Typically when solving a Hamiltonian of ye olde form $ \frac{1}{2m} (\bar P - \frac{q}{c} \bar A)^2 $, you do separation of variables.
For simplicity say that $ A = - B Y \hat x $.
You can rewrite it as $\frac{1}{2m} ( (\hbar k_x + \frac{q}{c} B y )^2 + P_y^2 + \hbar^2 k_z^2 ) $.
Now, we're putting everything in the position basis by applying $ \langle x | \otimes \langle y | \otimes \langle z |$ on the left side, and then theoretically some sort of $ |\psi\rangle $ in 3 dimensions on the right side, and then computing the results.
However, then I'm slightly confused about what happens formally with the equation for the y, $ (\hbar k_x + \frac{qB}{c} y)^2 + P_y^2 $. You can solve this as a harmonic oscillator and you'll get solutions for $ \psi(y)$.
Now say, for instance, say you wanted to compute $ \langle Y \otimes I \otimes I\rangle $. In theory, you'd miss it altogether if you apply $ | \psi(x) \rangle \otimes | \psi(y) \rangle \otimes |\psi(z) \rangle $ since Y will only operate on $ \psi(x)$ which is just a plane wave.

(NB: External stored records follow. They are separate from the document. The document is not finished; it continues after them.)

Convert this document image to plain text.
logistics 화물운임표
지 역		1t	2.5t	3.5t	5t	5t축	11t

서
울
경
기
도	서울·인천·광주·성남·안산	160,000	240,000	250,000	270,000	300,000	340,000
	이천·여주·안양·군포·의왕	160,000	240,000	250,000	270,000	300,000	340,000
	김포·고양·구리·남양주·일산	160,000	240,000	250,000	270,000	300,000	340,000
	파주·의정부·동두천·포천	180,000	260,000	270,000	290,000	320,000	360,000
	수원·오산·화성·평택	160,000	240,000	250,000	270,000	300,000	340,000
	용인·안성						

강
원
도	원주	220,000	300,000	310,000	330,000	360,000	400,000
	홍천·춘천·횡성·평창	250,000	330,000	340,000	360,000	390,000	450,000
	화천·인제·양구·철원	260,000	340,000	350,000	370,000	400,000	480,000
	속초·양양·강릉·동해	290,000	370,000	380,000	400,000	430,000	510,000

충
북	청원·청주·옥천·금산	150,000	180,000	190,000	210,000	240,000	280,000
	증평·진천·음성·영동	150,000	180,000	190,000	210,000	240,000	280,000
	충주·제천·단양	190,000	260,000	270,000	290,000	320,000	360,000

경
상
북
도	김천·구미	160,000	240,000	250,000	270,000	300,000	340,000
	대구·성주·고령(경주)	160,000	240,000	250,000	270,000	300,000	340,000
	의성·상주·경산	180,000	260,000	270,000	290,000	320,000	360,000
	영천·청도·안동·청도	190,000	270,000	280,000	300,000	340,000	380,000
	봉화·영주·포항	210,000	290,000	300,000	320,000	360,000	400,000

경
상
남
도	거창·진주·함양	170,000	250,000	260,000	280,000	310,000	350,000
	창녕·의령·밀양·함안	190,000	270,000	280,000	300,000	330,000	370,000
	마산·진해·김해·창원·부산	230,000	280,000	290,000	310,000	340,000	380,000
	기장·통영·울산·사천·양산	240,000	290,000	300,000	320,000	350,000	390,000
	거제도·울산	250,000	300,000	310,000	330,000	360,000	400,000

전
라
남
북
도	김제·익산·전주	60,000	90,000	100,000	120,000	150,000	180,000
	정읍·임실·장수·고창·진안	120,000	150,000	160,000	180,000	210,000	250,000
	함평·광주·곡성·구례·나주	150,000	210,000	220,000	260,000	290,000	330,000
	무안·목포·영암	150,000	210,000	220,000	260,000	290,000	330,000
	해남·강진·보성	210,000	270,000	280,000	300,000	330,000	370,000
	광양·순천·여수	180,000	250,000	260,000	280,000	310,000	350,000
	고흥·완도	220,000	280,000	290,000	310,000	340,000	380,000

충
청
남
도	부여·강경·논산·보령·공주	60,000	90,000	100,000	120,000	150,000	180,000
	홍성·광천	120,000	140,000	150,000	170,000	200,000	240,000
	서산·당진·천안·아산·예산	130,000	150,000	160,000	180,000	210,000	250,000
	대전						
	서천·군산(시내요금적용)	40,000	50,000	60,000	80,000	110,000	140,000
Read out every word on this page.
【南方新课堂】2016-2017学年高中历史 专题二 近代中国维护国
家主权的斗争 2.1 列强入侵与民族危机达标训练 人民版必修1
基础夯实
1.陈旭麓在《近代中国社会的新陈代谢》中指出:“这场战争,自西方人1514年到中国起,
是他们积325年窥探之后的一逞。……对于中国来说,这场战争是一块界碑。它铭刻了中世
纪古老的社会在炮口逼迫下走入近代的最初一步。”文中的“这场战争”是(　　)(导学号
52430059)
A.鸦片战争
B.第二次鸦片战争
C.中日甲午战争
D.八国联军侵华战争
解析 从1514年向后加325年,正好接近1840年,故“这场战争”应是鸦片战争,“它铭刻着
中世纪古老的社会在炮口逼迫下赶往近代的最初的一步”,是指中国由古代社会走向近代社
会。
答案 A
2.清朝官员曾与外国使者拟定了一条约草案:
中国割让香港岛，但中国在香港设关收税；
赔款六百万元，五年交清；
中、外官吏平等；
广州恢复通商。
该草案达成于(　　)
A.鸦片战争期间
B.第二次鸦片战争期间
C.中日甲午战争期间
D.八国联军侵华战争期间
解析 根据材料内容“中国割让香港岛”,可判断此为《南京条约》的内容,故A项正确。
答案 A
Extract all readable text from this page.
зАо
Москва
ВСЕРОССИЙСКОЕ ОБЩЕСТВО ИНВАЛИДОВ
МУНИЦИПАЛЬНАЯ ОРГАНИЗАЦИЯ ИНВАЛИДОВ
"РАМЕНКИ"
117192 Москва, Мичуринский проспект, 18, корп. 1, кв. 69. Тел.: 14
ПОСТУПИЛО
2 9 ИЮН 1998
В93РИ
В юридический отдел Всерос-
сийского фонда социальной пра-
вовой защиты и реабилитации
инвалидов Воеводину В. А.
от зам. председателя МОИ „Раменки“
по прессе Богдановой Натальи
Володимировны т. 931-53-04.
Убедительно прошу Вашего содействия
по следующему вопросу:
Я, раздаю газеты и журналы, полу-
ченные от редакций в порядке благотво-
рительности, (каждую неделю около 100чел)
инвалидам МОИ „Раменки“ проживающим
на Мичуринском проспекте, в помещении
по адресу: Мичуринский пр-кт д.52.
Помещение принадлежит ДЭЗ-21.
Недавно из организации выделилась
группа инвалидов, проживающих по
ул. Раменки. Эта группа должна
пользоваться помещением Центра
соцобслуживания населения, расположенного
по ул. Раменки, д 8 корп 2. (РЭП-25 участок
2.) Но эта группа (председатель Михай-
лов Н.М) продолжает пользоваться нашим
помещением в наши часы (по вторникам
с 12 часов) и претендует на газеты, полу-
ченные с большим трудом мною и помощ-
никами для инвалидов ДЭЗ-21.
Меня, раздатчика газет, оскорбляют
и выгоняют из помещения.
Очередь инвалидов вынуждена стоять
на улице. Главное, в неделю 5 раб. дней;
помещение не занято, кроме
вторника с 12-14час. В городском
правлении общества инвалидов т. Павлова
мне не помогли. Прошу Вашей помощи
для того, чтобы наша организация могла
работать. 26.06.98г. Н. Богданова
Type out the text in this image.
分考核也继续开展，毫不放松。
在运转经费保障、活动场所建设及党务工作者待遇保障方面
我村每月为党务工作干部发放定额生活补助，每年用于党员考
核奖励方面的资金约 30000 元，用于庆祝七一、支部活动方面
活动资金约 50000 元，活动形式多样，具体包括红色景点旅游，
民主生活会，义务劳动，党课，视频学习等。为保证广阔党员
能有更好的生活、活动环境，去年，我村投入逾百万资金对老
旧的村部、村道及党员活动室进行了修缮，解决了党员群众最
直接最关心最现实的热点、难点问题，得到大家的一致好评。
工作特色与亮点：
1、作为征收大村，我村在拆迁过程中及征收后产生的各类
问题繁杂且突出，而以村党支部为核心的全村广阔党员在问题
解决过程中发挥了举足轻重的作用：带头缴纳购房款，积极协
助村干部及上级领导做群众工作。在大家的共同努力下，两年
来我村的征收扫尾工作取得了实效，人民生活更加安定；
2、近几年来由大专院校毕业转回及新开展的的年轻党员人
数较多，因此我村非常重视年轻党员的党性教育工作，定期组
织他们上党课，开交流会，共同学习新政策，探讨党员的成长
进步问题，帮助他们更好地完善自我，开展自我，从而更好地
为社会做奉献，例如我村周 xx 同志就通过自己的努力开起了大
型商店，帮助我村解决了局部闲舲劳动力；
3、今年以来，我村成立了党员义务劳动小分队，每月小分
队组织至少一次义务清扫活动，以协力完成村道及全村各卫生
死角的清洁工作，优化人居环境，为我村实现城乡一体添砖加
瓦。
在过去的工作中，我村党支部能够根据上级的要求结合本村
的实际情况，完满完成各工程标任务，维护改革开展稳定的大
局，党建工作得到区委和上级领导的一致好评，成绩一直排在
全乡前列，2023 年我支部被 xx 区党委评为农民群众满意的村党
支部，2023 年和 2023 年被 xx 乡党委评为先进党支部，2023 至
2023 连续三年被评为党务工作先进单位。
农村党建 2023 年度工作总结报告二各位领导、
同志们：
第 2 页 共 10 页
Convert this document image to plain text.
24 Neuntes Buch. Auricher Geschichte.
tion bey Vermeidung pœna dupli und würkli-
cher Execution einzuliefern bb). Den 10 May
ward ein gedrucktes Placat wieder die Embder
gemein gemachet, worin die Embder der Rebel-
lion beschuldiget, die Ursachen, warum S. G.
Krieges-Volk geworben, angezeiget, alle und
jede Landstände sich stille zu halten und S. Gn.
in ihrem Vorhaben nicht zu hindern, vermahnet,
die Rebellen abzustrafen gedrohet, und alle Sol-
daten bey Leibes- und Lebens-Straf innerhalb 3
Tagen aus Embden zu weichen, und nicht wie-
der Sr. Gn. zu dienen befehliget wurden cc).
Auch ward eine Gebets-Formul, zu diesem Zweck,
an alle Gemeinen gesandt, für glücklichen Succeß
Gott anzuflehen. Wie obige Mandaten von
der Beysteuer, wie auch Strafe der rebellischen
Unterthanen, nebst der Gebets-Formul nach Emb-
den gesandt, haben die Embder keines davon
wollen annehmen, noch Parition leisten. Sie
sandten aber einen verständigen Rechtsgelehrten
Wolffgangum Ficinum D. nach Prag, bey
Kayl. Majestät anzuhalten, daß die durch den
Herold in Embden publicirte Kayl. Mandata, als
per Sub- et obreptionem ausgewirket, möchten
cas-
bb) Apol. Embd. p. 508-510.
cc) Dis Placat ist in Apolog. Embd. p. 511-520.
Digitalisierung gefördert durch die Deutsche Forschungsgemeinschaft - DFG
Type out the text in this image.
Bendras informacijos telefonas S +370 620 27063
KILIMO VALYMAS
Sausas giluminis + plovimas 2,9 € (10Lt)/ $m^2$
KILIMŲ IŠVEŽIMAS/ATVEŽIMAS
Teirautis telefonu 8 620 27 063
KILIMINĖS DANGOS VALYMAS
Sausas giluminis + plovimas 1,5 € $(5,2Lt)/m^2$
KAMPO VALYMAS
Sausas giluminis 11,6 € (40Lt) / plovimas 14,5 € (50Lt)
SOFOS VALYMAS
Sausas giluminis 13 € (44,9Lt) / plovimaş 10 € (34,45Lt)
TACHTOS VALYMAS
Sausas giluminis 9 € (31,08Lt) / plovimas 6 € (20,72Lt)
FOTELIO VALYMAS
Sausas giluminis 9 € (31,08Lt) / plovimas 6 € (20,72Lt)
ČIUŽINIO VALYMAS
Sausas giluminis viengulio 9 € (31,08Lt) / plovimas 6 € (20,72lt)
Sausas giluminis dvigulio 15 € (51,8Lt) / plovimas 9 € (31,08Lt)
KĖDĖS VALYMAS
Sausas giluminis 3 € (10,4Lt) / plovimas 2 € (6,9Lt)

Frankly I'm not even sure how this computation would work/if it'll just pass through or something. You'd have to apply something like $ | \psi(y) \rangle \otimes | \psi(x) \rangle... $ and so on.
But this shouldn't occur because you should be able to somehow measure the average "Y" value to be $ \frac{\hbar k_x c}{qB} $. This also leads to bad outcomes because if you decide to compute $ \langle dX/dt \rangle $, you'd compute the commutator of $ X \otimes I \otimes I $ with the Hamiltonian; it'll commute with anything which is the identity in the X coordinate; $ D_t \langle X \rangle $ will end up being proportional to the expectation value of Y, and I know this quantity shouldn't end up being trivial or something.
Can someone point out the misstep here in how I propose to find the expectation value for Y?